In some embodiments of the present invention, the thermally conductive material 502 may be electrically conductive. For example, the thermally conductive material 502 may be silver (Ag) with thermal conductivity of 429 W/mk, copper (Cu) with thermal conductivity of 401 W/mk, gold (Au) with thermal conductivity of 317 W/mk, or aluminum (Al) with thermal conductivity of 237 W/mk. Hence, the heat dissipation component 306 may be electrically non-conductive to protect the functional die 304 from being unexpectedly shorted due to the thermally conductive material 502 that is electrically conductive (that is, the heat dissipation component 106 includes an electrically insulating material, and the thermally conductive material 108 includes an electrically conductive material). For example, the heat dissipation component 306 may be a dummy silicon die, where the material of the dummy silicon die is silicon (Si) with thermal conductivity of 141 W/mk, and the dummy silicon die has no active circuits such as transistor-based circuits.

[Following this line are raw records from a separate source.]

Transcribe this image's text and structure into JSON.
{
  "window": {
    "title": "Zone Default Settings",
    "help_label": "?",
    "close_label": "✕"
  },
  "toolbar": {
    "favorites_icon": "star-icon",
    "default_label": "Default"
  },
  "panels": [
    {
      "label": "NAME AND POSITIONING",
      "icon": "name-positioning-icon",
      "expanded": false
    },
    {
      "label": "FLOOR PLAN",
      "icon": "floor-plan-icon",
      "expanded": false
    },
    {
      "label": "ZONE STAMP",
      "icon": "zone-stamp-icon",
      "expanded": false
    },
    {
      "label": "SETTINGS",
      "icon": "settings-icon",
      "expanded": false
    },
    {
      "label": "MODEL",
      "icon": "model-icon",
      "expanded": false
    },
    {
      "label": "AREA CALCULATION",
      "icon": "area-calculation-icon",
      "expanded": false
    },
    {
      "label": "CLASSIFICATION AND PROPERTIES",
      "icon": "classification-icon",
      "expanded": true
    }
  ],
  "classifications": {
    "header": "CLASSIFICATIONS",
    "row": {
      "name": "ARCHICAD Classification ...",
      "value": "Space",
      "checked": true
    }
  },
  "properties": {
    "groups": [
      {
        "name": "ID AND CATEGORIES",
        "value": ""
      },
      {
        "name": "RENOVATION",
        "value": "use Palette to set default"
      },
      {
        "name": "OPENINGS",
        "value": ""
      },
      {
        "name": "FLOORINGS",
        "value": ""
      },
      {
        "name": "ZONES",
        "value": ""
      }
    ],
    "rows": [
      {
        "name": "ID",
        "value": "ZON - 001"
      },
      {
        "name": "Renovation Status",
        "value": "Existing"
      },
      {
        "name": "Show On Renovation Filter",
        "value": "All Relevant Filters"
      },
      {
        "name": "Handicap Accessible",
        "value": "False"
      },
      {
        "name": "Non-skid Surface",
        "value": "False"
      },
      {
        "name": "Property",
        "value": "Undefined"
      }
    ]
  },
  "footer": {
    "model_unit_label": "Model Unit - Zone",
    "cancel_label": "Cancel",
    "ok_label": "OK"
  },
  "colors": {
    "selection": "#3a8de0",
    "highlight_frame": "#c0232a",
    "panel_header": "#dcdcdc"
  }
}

Regarding the FC based semiconductor package structure 500 shown in FIG. 5, the thermally conductive material 502 is encapsulated by the molding compound 508, without being exposed to an external environment from the molding compound 508. Specifically, a top surface 501 of the thermally conductive material 502 is fully covered by the molding compound 508 and each side wall of the thermally conductive material 502, as seen in each cross-sectional view, is fully covered by the molding compound 508, although only one cross-sectional view is illustrated in FIG. 5, and all of functional die 304, heat dissipation component (e.g., dummy silicon die) 306, and thermally conductive material 502 are sealed by the molding compound 508.

FIG. 6 is a section view of a fourth FC based semiconductor package structure according to an embodiment of the present invention. The major difference between the FC based semiconductor package structures 500 and 600 is that the thermally conductive material 602 (e.g., Ag, Cu, Au, Al, or other material with thermal conductivity higher than that of Si) is partially encapsulated by the molding compound 608, and is exposed to an external environment from the molding compound 608. Specifically, the functional die 304 and the heat dissipation component (e.g., dummy silicon die) 306 are encapsulated by the molding compound 608; and a top surface 601 of the thermally conductive material 602 is not covered by the molding compound 608. Since the thermally conductive material 602 is exposed to the external environment from the molding compound 608, the FC based semiconductor package structure 600 has better heat dissipation performance than the FC based semiconductor package structure 500.

Those skilled in the art will readily observe that numerous modifications and alterations of the device and method may be made while retaining the teachings of the invention. Accordingly, the above disclosure should be construed as limited only by the metes and bounds of the appended claims.